The imam described Adam, who attended his mosque, as gentle and giving of her time; her nickname was "Deeqo," which he said means generous. She would set up chairs for older congregants at the mosque at Friday prayers. She would give up her own chair and sit on the floor if an older person needed it.
Mohamed said his role as imam was to counsel congregants that these tragedies are beyond our control. But we can still learn from them, he said — about resiliency, compassion, togetherness.
He said he was struck by those who reached out in the aftermath of Wednesday's tragedy — not just the Somali community, but the Korean community (many of the high-rise's residents are of Korean heritage), churches, the Red Cross.
Congregants at the mosque were meeting downstairs to brainstorm ways to raise money for the families to pay for the costs of burial.
The nearby Palmer's Bar hosted a free Thanksgiving potluck for the community.
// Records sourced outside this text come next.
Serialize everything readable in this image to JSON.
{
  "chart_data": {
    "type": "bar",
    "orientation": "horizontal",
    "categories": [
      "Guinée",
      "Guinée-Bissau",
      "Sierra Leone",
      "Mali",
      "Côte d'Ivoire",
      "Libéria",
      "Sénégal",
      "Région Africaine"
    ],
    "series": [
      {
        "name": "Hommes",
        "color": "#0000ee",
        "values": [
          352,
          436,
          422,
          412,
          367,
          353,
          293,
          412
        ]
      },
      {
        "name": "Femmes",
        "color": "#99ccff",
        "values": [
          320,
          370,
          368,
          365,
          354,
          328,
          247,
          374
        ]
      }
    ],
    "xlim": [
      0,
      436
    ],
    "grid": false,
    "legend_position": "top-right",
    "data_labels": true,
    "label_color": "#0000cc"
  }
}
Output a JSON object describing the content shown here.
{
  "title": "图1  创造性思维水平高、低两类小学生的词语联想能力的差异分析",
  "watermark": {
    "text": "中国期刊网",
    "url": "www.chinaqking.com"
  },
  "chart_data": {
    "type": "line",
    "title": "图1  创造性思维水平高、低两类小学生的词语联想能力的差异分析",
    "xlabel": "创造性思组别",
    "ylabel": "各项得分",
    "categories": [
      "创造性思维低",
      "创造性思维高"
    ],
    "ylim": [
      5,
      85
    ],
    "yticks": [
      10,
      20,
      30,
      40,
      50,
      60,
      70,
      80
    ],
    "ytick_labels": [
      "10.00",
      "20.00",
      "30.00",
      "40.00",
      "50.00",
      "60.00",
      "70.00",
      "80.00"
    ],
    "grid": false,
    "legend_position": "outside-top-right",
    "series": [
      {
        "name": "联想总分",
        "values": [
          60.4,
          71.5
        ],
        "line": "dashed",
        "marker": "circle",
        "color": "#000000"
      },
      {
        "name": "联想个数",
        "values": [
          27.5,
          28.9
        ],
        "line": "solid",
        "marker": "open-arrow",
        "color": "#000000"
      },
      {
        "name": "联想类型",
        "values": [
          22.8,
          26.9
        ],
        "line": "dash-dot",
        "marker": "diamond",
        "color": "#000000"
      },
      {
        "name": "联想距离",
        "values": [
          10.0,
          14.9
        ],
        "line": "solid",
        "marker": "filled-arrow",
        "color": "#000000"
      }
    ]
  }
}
And People's Center Clinics & Services, which serves the West Bank community, set up an online fundraiser that quickly surpassed its first goal and was headed toward a new one of $100,000 Thursday evening.
"When you compare our civil war, when you compare the life in refugee camps, when you also compare just coming to a country you don't know and trying to survive — you just compare this to all of those challenges we're used to," the imam said.
"This one, it's not an easy one. But all of those experiences taught us to be strong, to help one another, to rely on one another. All of those experiences we had before taught us that in this world, you cannot survive by yourself."
Carrying on the generosity
Later, at the funeral, as Firdaus Aden stood near her mother's body, she said she takes solace in her belief that our lives are foreordained, and that only God determines when our ends will come: "It is written," she whispered. "It is written."
A funeral director handed her a Ziploc bag with beaded jewelry that her mother had been wearing. The body was about to be brought to the front of the mosque, then taken to the nearby Islamic cemetery for burial.
Now, though, Aden thought of her mother — a quiet, humble, religious person — and of the lessons she had learned from her.
What kept sticking in her head was that final conversation, hours before a fire would end her mom's life. All her mother was focused on was rallying people to give to her mosque.
"That's what her last wish was," Aden said. "And that's what I must do for her."
Staff writer Rochelle Olson contributed to this report.